In a next step, many evidences confirm the lack of sufficient studies for it, the Saudi political administration came to announce and implement a major investment project in the name of NEOM, with investments estimated at about $ 500 billion, in light of the region's suffering from great fog about its political and security stability, but rather the behavior is considered Saudi Arabia is one of the ingredients for this state of instability.

The step that led to a further decline in Saudi oil revenues was what Saudi Arabia did on 20 March 2020, by entering into what was known as the oil price war, bringing the price of oil to less than $ 30 on that date, which subsequently led to an agency Moody's 'credit rating' outlook for Saudi Arabia's credit outlook is negative after being stable.  

crisisCitizen
Talking about the macroeconomic indicators may be more important if it is addressed through its impact on the citizen's life, and by looking at the results of the Saudi budget in the first quarter of 2020, we find that there are two items that affect the citizen's life mainly, namely the item of subsidies, which decreased spending It has reached 3.4 billion riyals, compared to 10.3 billion riyals in the same period in 2019, and the rate of decline between the two comparison periods was 66%.

The second item that most affected the life of the Saudi citizen was the decline in spending on social benefits to 12.9 billion riyals, compared to 17.2 billion riyals in the same period in 2019, and the rate of decline was 25%.

The Saudi government may resort during the coming period to impose more taxes, or increase the prices of goods and services, for some financial treatments, which are consistent with the policies of the International Monetary Fund, in order to create a kind of financial balance.

The oil price war led to a further decline in Saudi oil revenues (Reuters)

WayDebt
experiences of the past indicate that the Saudi economy continues on the same track, as the budget deficit and public debt phenomena widen, until oil prices improve in the international market, to exceed rates with which debt repayment can be achieved, and then achieve a surplus through which the trend can be to increase foreign exchange reserves and expand The direct and indirect investments of the Kingdom. 

But this time, the period during which the public debts and the Saudi budget deficit will continue, will be prolonged due to the non-positive outlook for the performance of the global economy, and the continuing demand for oil is low in the medium term at least.

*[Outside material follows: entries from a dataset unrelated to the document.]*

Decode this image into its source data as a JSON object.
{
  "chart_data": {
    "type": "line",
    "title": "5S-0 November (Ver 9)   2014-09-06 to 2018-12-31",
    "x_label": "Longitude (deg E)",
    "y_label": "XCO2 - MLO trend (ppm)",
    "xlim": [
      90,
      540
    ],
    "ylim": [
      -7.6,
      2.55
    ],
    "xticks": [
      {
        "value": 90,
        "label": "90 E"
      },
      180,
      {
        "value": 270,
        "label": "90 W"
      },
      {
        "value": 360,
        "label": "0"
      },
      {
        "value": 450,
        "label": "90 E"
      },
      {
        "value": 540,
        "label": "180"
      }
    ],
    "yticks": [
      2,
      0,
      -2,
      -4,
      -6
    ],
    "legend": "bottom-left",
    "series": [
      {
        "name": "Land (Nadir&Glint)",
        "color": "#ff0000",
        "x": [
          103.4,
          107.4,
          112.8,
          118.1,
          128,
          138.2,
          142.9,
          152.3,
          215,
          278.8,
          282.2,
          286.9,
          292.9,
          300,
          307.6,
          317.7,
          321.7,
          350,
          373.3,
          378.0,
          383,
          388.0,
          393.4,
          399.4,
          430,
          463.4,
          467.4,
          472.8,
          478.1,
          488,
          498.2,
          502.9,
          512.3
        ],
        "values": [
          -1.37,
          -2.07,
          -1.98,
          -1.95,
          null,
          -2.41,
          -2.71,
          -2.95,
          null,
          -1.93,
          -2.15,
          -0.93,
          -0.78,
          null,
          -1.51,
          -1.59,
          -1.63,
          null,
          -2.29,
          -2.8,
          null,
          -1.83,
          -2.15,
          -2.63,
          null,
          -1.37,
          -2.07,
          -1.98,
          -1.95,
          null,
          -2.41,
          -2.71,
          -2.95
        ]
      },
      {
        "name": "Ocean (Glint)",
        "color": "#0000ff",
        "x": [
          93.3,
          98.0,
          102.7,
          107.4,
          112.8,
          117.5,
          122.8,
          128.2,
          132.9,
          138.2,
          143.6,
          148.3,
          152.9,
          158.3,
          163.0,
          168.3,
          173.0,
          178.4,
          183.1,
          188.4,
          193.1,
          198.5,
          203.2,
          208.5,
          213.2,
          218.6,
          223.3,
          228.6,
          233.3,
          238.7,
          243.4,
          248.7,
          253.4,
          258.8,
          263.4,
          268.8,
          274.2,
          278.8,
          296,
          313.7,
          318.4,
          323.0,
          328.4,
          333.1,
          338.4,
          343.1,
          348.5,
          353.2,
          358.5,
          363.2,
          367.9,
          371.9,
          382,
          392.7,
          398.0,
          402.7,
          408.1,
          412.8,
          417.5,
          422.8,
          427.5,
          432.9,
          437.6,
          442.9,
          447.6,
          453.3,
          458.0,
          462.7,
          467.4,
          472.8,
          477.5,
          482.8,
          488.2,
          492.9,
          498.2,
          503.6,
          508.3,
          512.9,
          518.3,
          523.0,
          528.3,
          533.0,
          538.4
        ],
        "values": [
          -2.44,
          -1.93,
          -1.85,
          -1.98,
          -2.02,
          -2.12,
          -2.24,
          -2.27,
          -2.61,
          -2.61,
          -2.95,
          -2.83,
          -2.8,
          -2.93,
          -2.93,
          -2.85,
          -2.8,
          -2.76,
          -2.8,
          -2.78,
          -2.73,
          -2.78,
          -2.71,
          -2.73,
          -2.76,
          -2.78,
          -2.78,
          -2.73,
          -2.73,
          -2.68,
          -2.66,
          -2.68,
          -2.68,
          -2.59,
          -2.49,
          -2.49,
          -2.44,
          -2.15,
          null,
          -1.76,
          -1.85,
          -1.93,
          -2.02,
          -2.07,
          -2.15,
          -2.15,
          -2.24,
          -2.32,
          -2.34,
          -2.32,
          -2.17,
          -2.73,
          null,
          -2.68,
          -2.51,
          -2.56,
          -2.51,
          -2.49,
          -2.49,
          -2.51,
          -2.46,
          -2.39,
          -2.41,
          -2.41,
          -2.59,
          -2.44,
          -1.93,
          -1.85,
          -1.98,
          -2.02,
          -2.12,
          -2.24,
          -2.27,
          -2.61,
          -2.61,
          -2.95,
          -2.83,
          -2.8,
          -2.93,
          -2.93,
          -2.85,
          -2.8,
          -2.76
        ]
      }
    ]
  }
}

On the other hand, Saudi Arabia has signed the "OPEC Plus" agreement which obliges it to reduce Its oil production at levels that lead to a decline in its oil revenues. 

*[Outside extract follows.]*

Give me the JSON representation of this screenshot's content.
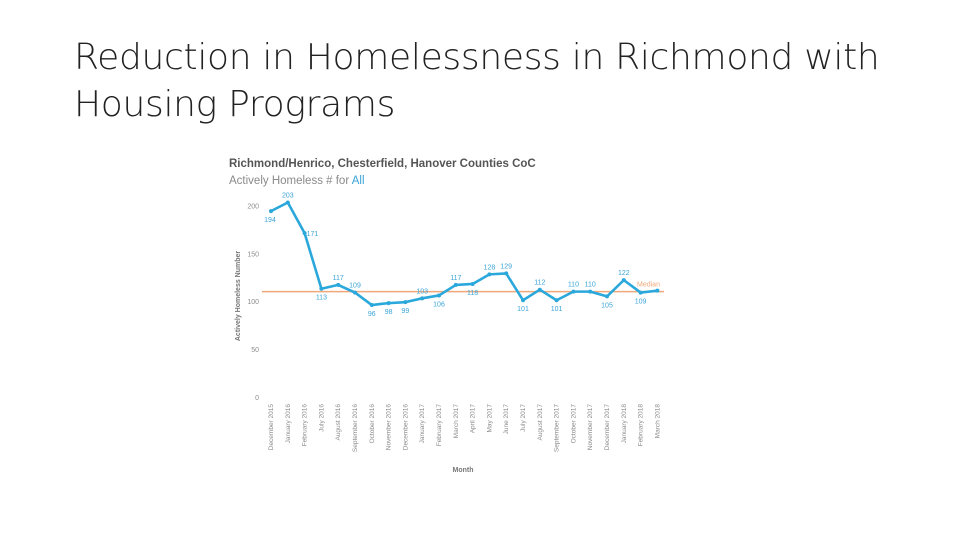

According to the estimates of the International Monetary Fund, the price of a barrel of oil that achieves parity of the Saudi budget at $ 70 a barrel, which is difficult to reach during the years 2020 and 2021, and may extend to more than that. Hence, the continued deficit of the Saudi budget and the worsening of its public debt will continue during the years Next five, if not more.

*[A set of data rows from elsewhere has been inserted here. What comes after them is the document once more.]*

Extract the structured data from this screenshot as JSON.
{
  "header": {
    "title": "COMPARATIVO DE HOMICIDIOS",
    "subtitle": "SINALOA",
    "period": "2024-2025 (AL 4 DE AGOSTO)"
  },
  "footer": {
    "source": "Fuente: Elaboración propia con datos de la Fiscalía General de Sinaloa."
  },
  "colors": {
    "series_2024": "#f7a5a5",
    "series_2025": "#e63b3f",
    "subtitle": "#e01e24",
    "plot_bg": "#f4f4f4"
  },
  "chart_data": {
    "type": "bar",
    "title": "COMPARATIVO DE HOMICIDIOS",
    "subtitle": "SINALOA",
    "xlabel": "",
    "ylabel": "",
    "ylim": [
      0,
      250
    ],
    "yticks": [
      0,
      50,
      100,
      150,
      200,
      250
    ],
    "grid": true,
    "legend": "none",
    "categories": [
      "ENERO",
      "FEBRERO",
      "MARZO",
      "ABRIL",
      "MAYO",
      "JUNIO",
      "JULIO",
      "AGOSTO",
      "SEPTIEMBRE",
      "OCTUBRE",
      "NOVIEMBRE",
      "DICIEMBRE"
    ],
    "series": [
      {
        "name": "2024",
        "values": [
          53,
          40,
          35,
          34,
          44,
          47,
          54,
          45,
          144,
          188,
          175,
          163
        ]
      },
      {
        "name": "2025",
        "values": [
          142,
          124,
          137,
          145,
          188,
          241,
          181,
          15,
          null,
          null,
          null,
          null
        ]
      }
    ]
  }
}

However, the important aspect with regard to the Saudi financial situation is what is related to the new financial policy, which was adopted by the principles of international financial institutions, which depend on debt financing, whether to pay the budget deficit or the financing of public investments, and therefore began talking concentrated by Saudi officials about that The ratio of public debt to GDP is still safe, and working in accordance with the principle of debt sustainability provides Saudi Arabia with access to more domestic and foreign debt.

The principle of debt sustainability simply means the ability of the state to pay the debt burdens in installments and interest on a regular basis, without delaying or inability to pay those burdens, or requiring rescheduling.

The seriousness of the situation in Saudi Arabia is that it has a clear financial vision through the use of debt, but it did not provide a clear time program to employ and pay these debts, which means that future generations will be burdened with these debts.